Por fim, Runciman oferece uma terceira interpretação: apesar de toda a ritualização e do controle aparente, Jeanne é profundamente vulnerável. Essa visão me fez reconsiderar o filme, especialmente como psicólogo, pois sei que a personagem demonstra traços de transtorno obsessivo-compulsivo. Para quem está nesse estado psíquico, manter o controle é fundamental. Na superfície, Jeanne parece controlar sua casa e sua rotina com perfeição, mas tanto ela quanto sua casa estão inseridas em um contexto maior. O apartamento está num prédio, que está numa cidade, dentro de uma sociedade. Runciman destaca um aspecto que evidencia essa vulnerabilidade: além das tarefas domésticas, Jeanne recebe homens em casa e é paga por encontros sexuais. As cenas de sexo não são mostradas, mas vemos a preparação e o momento em que os homens saem. Jeanne faz tudo isso com o mesmo mecanicismo ritualístico, e o dinheiro recebido é poupado.
Entretanto, Runciman sugere que poupar dinheiro, no contexto do filme, é outra ilusão de controle. A inflação no final dos anos 70 era especialmente agressiva. Assim, o ato de economizar dinheiro, que parece oferecer segurança, é na verdade fútil. Ao depositar o dinheiro no banco, Jeanne perde completamente o controle sobre o que acontecerá a seguir. A inflação destrói o valor do dinheiro e, por extensão, invalida todo o trabalho que gerou esse dinheiro. Para Runciman, essa vulnerabilidade econômica reflete a inflação de suas ações ritualísticas: tudo o que ela faz, toda a sua tentativa de controle, é corroído. Jeanne confia nesse sistema para manter sua vida burguesa e seus rituais, mas essa confiança é apenas fantasia. No fundo, não há controle algum.

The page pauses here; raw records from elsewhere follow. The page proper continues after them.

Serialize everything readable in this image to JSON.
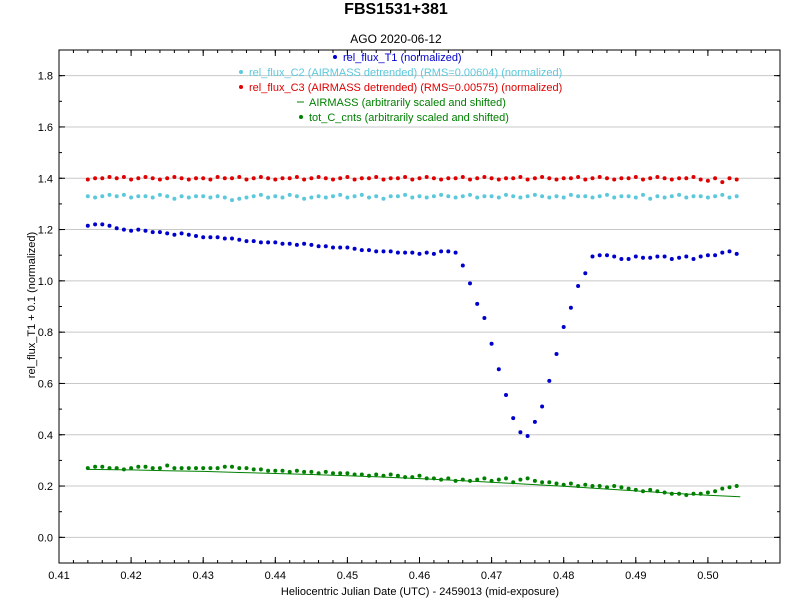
{
  "chart_data": {
    "type": "scatter",
    "title": "FBS1531+381",
    "subtitle": "AGO 2020-06-12",
    "xlabel": "Heliocentric Julian Date (UTC) - 2459013 (mid-exposure)",
    "ylabel": "rel_flux_T1 + 0.1 (normalized)",
    "xlim": [
      0.41,
      0.51
    ],
    "ylim": [
      -0.1,
      1.9
    ],
    "xticks": [
      0.41,
      0.42,
      0.43,
      0.44,
      0.45,
      0.46,
      0.47,
      0.48,
      0.49,
      0.5
    ],
    "xtick_labels": [
      "0.41",
      "0.42",
      "0.43",
      "0.44",
      "0.45",
      "0.46",
      "0.47",
      "0.48",
      "0.49",
      "0.50"
    ],
    "yticks": [
      0.0,
      0.2,
      0.4,
      0.6,
      0.8,
      1.0,
      1.2,
      1.4,
      1.6,
      1.8
    ],
    "ytick_labels": [
      "0.0",
      "0.2",
      "0.4",
      "0.6",
      "0.8",
      "1.0",
      "1.2",
      "1.4",
      "1.6",
      "1.8"
    ],
    "grid": "horizontal",
    "legend_placement": "top-center",
    "series": [
      {
        "name": "rel_flux_T1 (normalized)",
        "color": "#0000cc",
        "marker": "dot",
        "x": [
          0.414,
          0.415,
          0.416,
          0.417,
          0.418,
          0.419,
          0.42,
          0.421,
          0.422,
          0.423,
          0.424,
          0.425,
          0.426,
          0.427,
          0.428,
          0.429,
          0.43,
          0.431,
          0.432,
          0.433,
          0.434,
          0.435,
          0.436,
          0.437,
          0.438,
          0.439,
          0.44,
          0.441,
          0.442,
          0.443,
          0.444,
          0.445,
          0.446,
          0.447,
          0.448,
          0.449,
          0.45,
          0.451,
          0.452,
          0.453,
          0.454,
          0.455,
          0.456,
          0.457,
          0.458,
          0.459,
          0.46,
          0.461,
          0.462,
          0.463,
          0.464,
          0.465,
          0.466,
          0.467,
          0.468,
          0.469,
          0.47,
          0.471,
          0.472,
          0.473,
          0.474,
          0.475,
          0.476,
          0.477,
          0.478,
          0.479,
          0.48,
          0.481,
          0.482,
          0.483,
          0.484,
          0.485,
          0.486,
          0.487,
          0.488,
          0.489,
          0.49,
          0.491,
          0.492,
          0.493,
          0.494,
          0.495,
          0.496,
          0.497,
          0.498,
          0.499,
          0.5,
          0.501,
          0.502,
          0.503,
          0.504
        ],
        "y": [
          1.215,
          1.22,
          1.22,
          1.215,
          1.205,
          1.2,
          1.195,
          1.2,
          1.195,
          1.19,
          1.19,
          1.185,
          1.18,
          1.185,
          1.18,
          1.175,
          1.17,
          1.17,
          1.17,
          1.165,
          1.165,
          1.16,
          1.155,
          1.155,
          1.15,
          1.15,
          1.15,
          1.145,
          1.145,
          1.14,
          1.145,
          1.14,
          1.135,
          1.135,
          1.13,
          1.13,
          1.13,
          1.125,
          1.12,
          1.12,
          1.115,
          1.115,
          1.115,
          1.11,
          1.11,
          1.11,
          1.105,
          1.11,
          1.105,
          1.115,
          1.115,
          1.11,
          1.06,
          0.99,
          0.91,
          0.855,
          0.755,
          0.655,
          0.555,
          0.465,
          0.41,
          0.395,
          0.45,
          0.51,
          0.61,
          0.715,
          0.82,
          0.895,
          0.98,
          1.03,
          1.095,
          1.1,
          1.1,
          1.095,
          1.085,
          1.085,
          1.095,
          1.09,
          1.09,
          1.095,
          1.095,
          1.085,
          1.09,
          1.095,
          1.085,
          1.095,
          1.1,
          1.1,
          1.11,
          1.115,
          1.105
        ]
      },
      {
        "name": "rel_flux_C2 (AIRMASS detrended) (RMS=0.00604) (normalized)",
        "color": "#5bc8dc",
        "marker": "dot",
        "x": [
          0.414,
          0.415,
          0.416,
          0.417,
          0.418,
          0.419,
          0.42,
          0.421,
          0.422,
          0.423,
          0.424,
          0.425,
          0.426,
          0.427,
          0.428,
          0.429,
          0.43,
          0.431,
          0.432,
          0.433,
          0.434,
          0.435,
          0.436,
          0.437,
          0.438,
          0.439,
          0.44,
          0.441,
          0.442,
          0.443,
          0.444,
          0.445,
          0.446,
          0.447,
          0.448,
          0.449,
          0.45,
          0.451,
          0.452,
          0.453,
          0.454,
          0.455,
          0.456,
          0.457,
          0.458,
          0.459,
          0.46,
          0.461,
          0.462,
          0.463,
          0.464,
          0.465,
          0.466,
          0.467,
          0.468,
          0.469,
          0.47,
          0.471,
          0.472,
          0.473,
          0.474,
          0.475,
          0.476,
          0.477,
          0.478,
          0.479,
          0.48,
          0.481,
          0.482,
          0.483,
          0.484,
          0.485,
          0.486,
          0.487,
          0.488,
          0.489,
          0.49,
          0.491,
          0.492,
          0.493,
          0.494,
          0.495,
          0.496,
          0.497,
          0.498,
          0.499,
          0.5,
          0.501,
          0.502,
          0.503,
          0.504
        ],
        "y": [
          1.33,
          1.325,
          1.33,
          1.335,
          1.33,
          1.335,
          1.325,
          1.33,
          1.33,
          1.325,
          1.335,
          1.33,
          1.32,
          1.33,
          1.325,
          1.33,
          1.33,
          1.325,
          1.33,
          1.325,
          1.315,
          1.32,
          1.325,
          1.33,
          1.335,
          1.325,
          1.33,
          1.325,
          1.335,
          1.33,
          1.32,
          1.325,
          1.33,
          1.325,
          1.33,
          1.335,
          1.325,
          1.33,
          1.335,
          1.325,
          1.33,
          1.32,
          1.33,
          1.33,
          1.335,
          1.325,
          1.33,
          1.325,
          1.33,
          1.335,
          1.33,
          1.325,
          1.33,
          1.335,
          1.325,
          1.33,
          1.33,
          1.325,
          1.335,
          1.33,
          1.325,
          1.33,
          1.335,
          1.33,
          1.325,
          1.33,
          1.325,
          1.335,
          1.33,
          1.33,
          1.325,
          1.33,
          1.335,
          1.325,
          1.33,
          1.33,
          1.325,
          1.335,
          1.32,
          1.33,
          1.325,
          1.33,
          1.335,
          1.325,
          1.33,
          1.33,
          1.325,
          1.33,
          1.335,
          1.325,
          1.33
        ]
      },
      {
        "name": "rel_flux_C3 (AIRMASS detrended) (RMS=0.00575) (normalized)",
        "color": "#e00000",
        "marker": "dot",
        "x": [
          0.414,
          0.415,
          0.416,
          0.417,
          0.418,
          0.419,
          0.42,
          0.421,
          0.422,
          0.423,
          0.424,
          0.425,
          0.426,
          0.427,
          0.428,
          0.429,
          0.43,
          0.431,
          0.432,
          0.433,
          0.434,
          0.435,
          0.436,
          0.437,
          0.438,
          0.439,
          0.44,
          0.441,
          0.442,
          0.443,
          0.444,
          0.445,
          0.446,
          0.447,
          0.448,
          0.449,
          0.45,
          0.451,
          0.452,
          0.453,
          0.454,
          0.455,
          0.456,
          0.457,
          0.458,
          0.459,
          0.46,
          0.461,
          0.462,
          0.463,
          0.464,
          0.465,
          0.466,
          0.467,
          0.468,
          0.469,
          0.47,
          0.471,
          0.472,
          0.473,
          0.474,
          0.475,
          0.476,
          0.477,
          0.478,
          0.479,
          0.48,
          0.481,
          0.482,
          0.483,
          0.484,
          0.485,
          0.486,
          0.487,
          0.488,
          0.489,
          0.49,
          0.491,
          0.492,
          0.493,
          0.494,
          0.495,
          0.496,
          0.497,
          0.498,
          0.499,
          0.5,
          0.501,
          0.502,
          0.503,
          0.504
        ],
        "y": [
          1.395,
          1.4,
          1.4,
          1.405,
          1.4,
          1.405,
          1.395,
          1.4,
          1.405,
          1.4,
          1.395,
          1.4,
          1.405,
          1.4,
          1.395,
          1.4,
          1.4,
          1.395,
          1.405,
          1.4,
          1.4,
          1.405,
          1.395,
          1.4,
          1.405,
          1.4,
          1.395,
          1.4,
          1.4,
          1.405,
          1.395,
          1.4,
          1.405,
          1.4,
          1.395,
          1.4,
          1.405,
          1.395,
          1.4,
          1.4,
          1.405,
          1.395,
          1.4,
          1.4,
          1.405,
          1.395,
          1.4,
          1.405,
          1.4,
          1.395,
          1.4,
          1.4,
          1.405,
          1.395,
          1.4,
          1.405,
          1.4,
          1.395,
          1.4,
          1.4,
          1.405,
          1.395,
          1.4,
          1.405,
          1.4,
          1.395,
          1.4,
          1.4,
          1.405,
          1.395,
          1.4,
          1.405,
          1.4,
          1.395,
          1.4,
          1.4,
          1.405,
          1.395,
          1.4,
          1.405,
          1.4,
          1.395,
          1.4,
          1.4,
          1.405,
          1.395,
          1.39,
          1.4,
          1.385,
          1.4,
          1.395
        ]
      },
      {
        "name": "AIRMASS (arbitrarily scaled and shifted)",
        "color": "#008000",
        "marker": "line",
        "x": [
          0.414,
          0.42,
          0.425,
          0.43,
          0.435,
          0.44,
          0.445,
          0.45,
          0.455,
          0.46,
          0.465,
          0.47,
          0.475,
          0.48,
          0.485,
          0.49,
          0.495,
          0.5,
          0.5045
        ],
        "y": [
          0.265,
          0.263,
          0.26,
          0.257,
          0.253,
          0.249,
          0.245,
          0.24,
          0.235,
          0.229,
          0.222,
          0.215,
          0.207,
          0.199,
          0.19,
          0.181,
          0.172,
          0.164,
          0.158
        ]
      },
      {
        "name": "tot_C_cnts (arbitrarily scaled and shifted)",
        "color": "#008000",
        "marker": "dot",
        "x": [
          0.414,
          0.415,
          0.416,
          0.417,
          0.418,
          0.419,
          0.42,
          0.421,
          0.422,
          0.423,
          0.424,
          0.425,
          0.426,
          0.427,
          0.428,
          0.429,
          0.43,
          0.431,
          0.432,
          0.433,
          0.434,
          0.435,
          0.436,
          0.437,
          0.438,
          0.439,
          0.44,
          0.441,
          0.442,
          0.443,
          0.444,
          0.445,
          0.446,
          0.447,
          0.448,
          0.449,
          0.45,
          0.451,
          0.452,
          0.453,
          0.454,
          0.455,
          0.456,
          0.457,
          0.458,
          0.459,
          0.46,
          0.461,
          0.462,
          0.463,
          0.464,
          0.465,
          0.466,
          0.467,
          0.468,
          0.469,
          0.47,
          0.471,
          0.472,
          0.473,
          0.474,
          0.475,
          0.476,
          0.477,
          0.478,
          0.479,
          0.48,
          0.481,
          0.482,
          0.483,
          0.484,
          0.485,
          0.486,
          0.487,
          0.488,
          0.489,
          0.49,
          0.491,
          0.492,
          0.493,
          0.494,
          0.495,
          0.496,
          0.497,
          0.498,
          0.499,
          0.5,
          0.501,
          0.502,
          0.503,
          0.504
        ],
        "y": [
          0.27,
          0.275,
          0.275,
          0.27,
          0.27,
          0.265,
          0.27,
          0.275,
          0.275,
          0.27,
          0.27,
          0.28,
          0.27,
          0.27,
          0.27,
          0.27,
          0.27,
          0.27,
          0.27,
          0.275,
          0.275,
          0.27,
          0.27,
          0.265,
          0.265,
          0.26,
          0.26,
          0.26,
          0.255,
          0.26,
          0.255,
          0.255,
          0.25,
          0.255,
          0.25,
          0.25,
          0.25,
          0.245,
          0.245,
          0.24,
          0.245,
          0.24,
          0.245,
          0.24,
          0.235,
          0.235,
          0.24,
          0.23,
          0.23,
          0.225,
          0.23,
          0.22,
          0.225,
          0.22,
          0.225,
          0.23,
          0.22,
          0.225,
          0.23,
          0.215,
          0.225,
          0.23,
          0.22,
          0.215,
          0.215,
          0.21,
          0.205,
          0.21,
          0.2,
          0.205,
          0.2,
          0.2,
          0.195,
          0.2,
          0.195,
          0.19,
          0.185,
          0.18,
          0.185,
          0.18,
          0.175,
          0.17,
          0.17,
          0.165,
          0.17,
          0.17,
          0.175,
          0.18,
          0.19,
          0.195,
          0.2
        ]
      }
    ]
  }
}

Nos momentos finais do filme, Jeanne, após limpar o apartamento, senta-se em uma poltrona, com dificuldade para respirar. Respirar torna-se, então, um ato de escolha e, como tal, um dilema, um problema existencial. Ela não tem certeza se sabe ou mesmo se deseja respirar. Um terror instala-se nela — um terror vinculado à necessidade primordial de tomar uma microdecisão: respirar. Algo que, naturalmente, seria automático transforma-se em uma questão consciente, exigindo a intervenção de Jeanne, de sua vontade. O controle que ela tenta exercer em sua vida entra, assim, em uma espiral de colapso, atingindo seu ápice paradoxal: o que deveria ser natural e automático torna-se objeto de deliberação, de ocasião ou palco para a emergência da angústia.
Runciman conclui dizendo que este é um filme em que as grandes coisas são pouco importantes, enquanto as pequenas coisas se revelam absolutamente existenciais. Por exemplo, um evento significativo no filme é Jeanne matando um homem. No entanto, essa ação, que poderia ser vista como central, é tratada quase como algo menor, irrelevante no contexto da narrativa. Por outro lado, pequenos gestos, como a preparação de um café, tornam-se os momentos mais importantes. Eles não apenas ocupam grande parte do tempo, mas demandam um nível profundo de implicação emocional e psicológica da personagem.